When utter perspective junk like that coming from scientific method modellers is removed, humanity can begin to enjoy climate instead of behaving like hapless dunces.
@Gerald Kelleher: You didn’t answer my question and you didn’t address my point that your spinning ball belief is based on the modelling you “demolish”. You have never observed earth as a rotating ball or in orbit around the sun.
@Science: The Earth rotates once every 24 hours and a thousand times in a thousand 24-hour days.
The modellers and their subculture built on a clockwork solar system conviction that noon is not the anchor for one 24-hour day and one rotation by appealing to the daily change in the position of the stars instead.
The scientific method modellers arrived at a conclusion of 23 hours 56 minutes 04 seconds for one rotation and thereby are obliged to give the wrong equatorial rotation velocity of 1,674.4 km/h when the actual value is 1,669.8 km/h.

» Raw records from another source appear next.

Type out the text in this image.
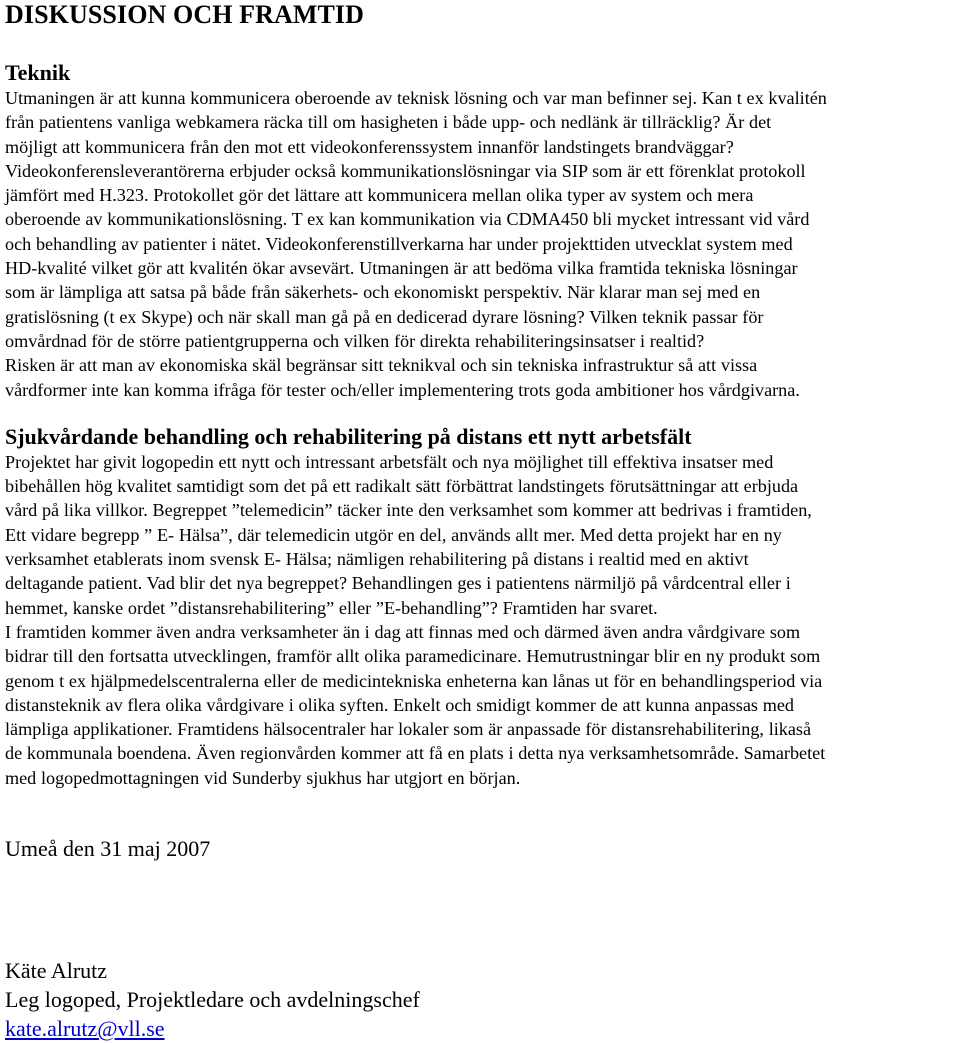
DISKUSSION OCH FRAMTID
Teknik
Utmaningen är att kunna kommunicera oberoende av teknisk lösning och var man befinner sej. Kan t ex kvalitén
från patientens vanliga webkamera räcka till om hasigheten i både upp- och nedlänk är tillräcklig? Är det
möjligt att kommunicera från den mot ett videokonferenssystem innanför landstingets brandväggar?
Videokonferensleverantörerna erbjuder också kommunikationslösningar via SIP som är ett förenklat protokoll
jämfört med H.323. Protokollet gör det lättare att kommunicera mellan olika typer av system och mera
oberoende av kommunikationslösning. T ex kan kommunikation via CDMA450 bli mycket intressant vid vård
och behandling av patienter i nätet. Videokonferenstillverkarna har under projekttiden utvecklat system med
HD-kvalité vilket gör att kvalitén ökar avsevärt. Utmaningen är att bedöma vilka framtida tekniska lösningar
som är lämpliga att satsa på både från säkerhets- och ekonomiskt perspektiv. När klarar man sej med en
gratislösning (t ex Skype) och när skall man gå på en dedicerad dyrare lösning? Vilken teknik passar för
omvårdnad för de större patientgrupperna och vilken för direkta rehabiliteringsinsatser i realtid?
Risken är att man av ekonomiska skäl begränsar sitt teknikval och sin tekniska infrastruktur så att vissa
vårdformer inte kan komma ifråga för tester och/eller implementering trots goda ambitioner hos vårdgivarna.
Sjukvårdande behandling och rehabilitering på distans ett nytt arbetsfält
Projektet har givit logopedin ett nytt och intressant arbetsfält och nya möjlighet till effektiva insatser med
bibehållen hög kvalitet samtidigt som det på ett radikalt sätt förbättrat landstingets förutsättningar att erbjuda
vård på lika villkor. Begreppet ”telemedicin” täcker inte den verksamhet som kommer att bedrivas i framtiden,
Ett vidare begrepp ” E- Hälsa”, där telemedicin utgör en del, används allt mer. Med detta projekt har en ny
verksamhet etablerats inom svensk E- Hälsa; nämligen rehabilitering på distans i realtid med en aktivt
deltagande patient. Vad blir det nya begreppet? Behandlingen ges i patientens närmiljö på vårdcentral eller i
hemmet, kanske ordet ”distansrehabilitering” eller ”E-behandling”? Framtiden har svaret.
I framtiden kommer även andra verksamheter än i dag att finnas med och därmed även andra vårdgivare som
bidrar till den fortsatta utvecklingen, framför allt olika paramedicinare. Hemutrustningar blir en ny produkt som
genom t ex hjälpmedelscentralerna eller de medicintekniska enheterna kan lånas ut för en behandlingsperiod via
distansteknik av flera olika vårdgivare i olika syften. Enkelt och smidigt kommer de att kunna anpassas med
lämpliga applikationer. Framtidens hälsocentraler har lokaler som är anpassade för distansrehabilitering, likaså
de kommunala boendena. Även regionvården kommer att få en plats i detta nya verksamhetsområde. Samarbetet
med logopedmottagningen vid Sunderby sjukhus har utgjort en början.

Umeå den 31 maj 2007

Käte Alrutz
Leg logoped, Projektledare och avdelningschef
kate.alrutz@vll.se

Losing the basic facts for a round and rotating Earth is catastrophic at every level, so that is where you are at.
@Gerald Kelleher: Still no answer to my question, you’re nothing but a copy & paste spammer repeating the same claims over and over again. The video you posted shows stars moving, not earth moving.
@Science: Others should have warned you to stay away, as advancing the original perspectives, including the wrong ones, will eventually get humanity out of a jam it found itself in.
“… our clocks kept so good a correspondence with the Heavens that I doubt it not, but they would prove the revolutions of the Earth to be isochronical [constant]… ” John Flamsteed to Jonas Moore
That silly conclusion preceded Newton’s clockwork solar system modelling, which links the celestial sphere motion of the stars directly to daily rotation.
Had they followed the proper principles, they would have known there is a second annual change in the position of the stars parallel to the orbital plane seen from the surface of the Earth.
@Anto Gunning: CO2 was at 0.03% of the atmosphere before industrialisation. If we stopped emitting all carbon tomorrow, the CO2 level would not drop for decades / centuries. And I’m sure that it can keep itself high enough to support plant life without human intervention.
@Anto Gunning: CO2 was 0.028% before industrialisation, and plants were fine.
In fact, some species of plants seem to have evolved to cope with low CO2 levels, using a more efficient photosynthesis system, called C4. Grasses, and therfore cerial crops, use C4 photosynthesis. While it’s debated in if C4 evolved in response to falling CO2, since a c. 480 ppm peak in the early mid-Miocene, it is clear that C4 plants cope well at low CO2 levels.
The question is what happens when CO2 levels increase to 420 ppm, levels not seen in 14 million years? How do plants cope with CO2 levels the didn’t evolve to cope with? Seems some plants do better other worse.
“By 8 million years before present, there’s maybe a 5% chance that CO2 levels were higher than today,” Bowen said, “but really we have to go back 14 million years before we see levels we think were like today.”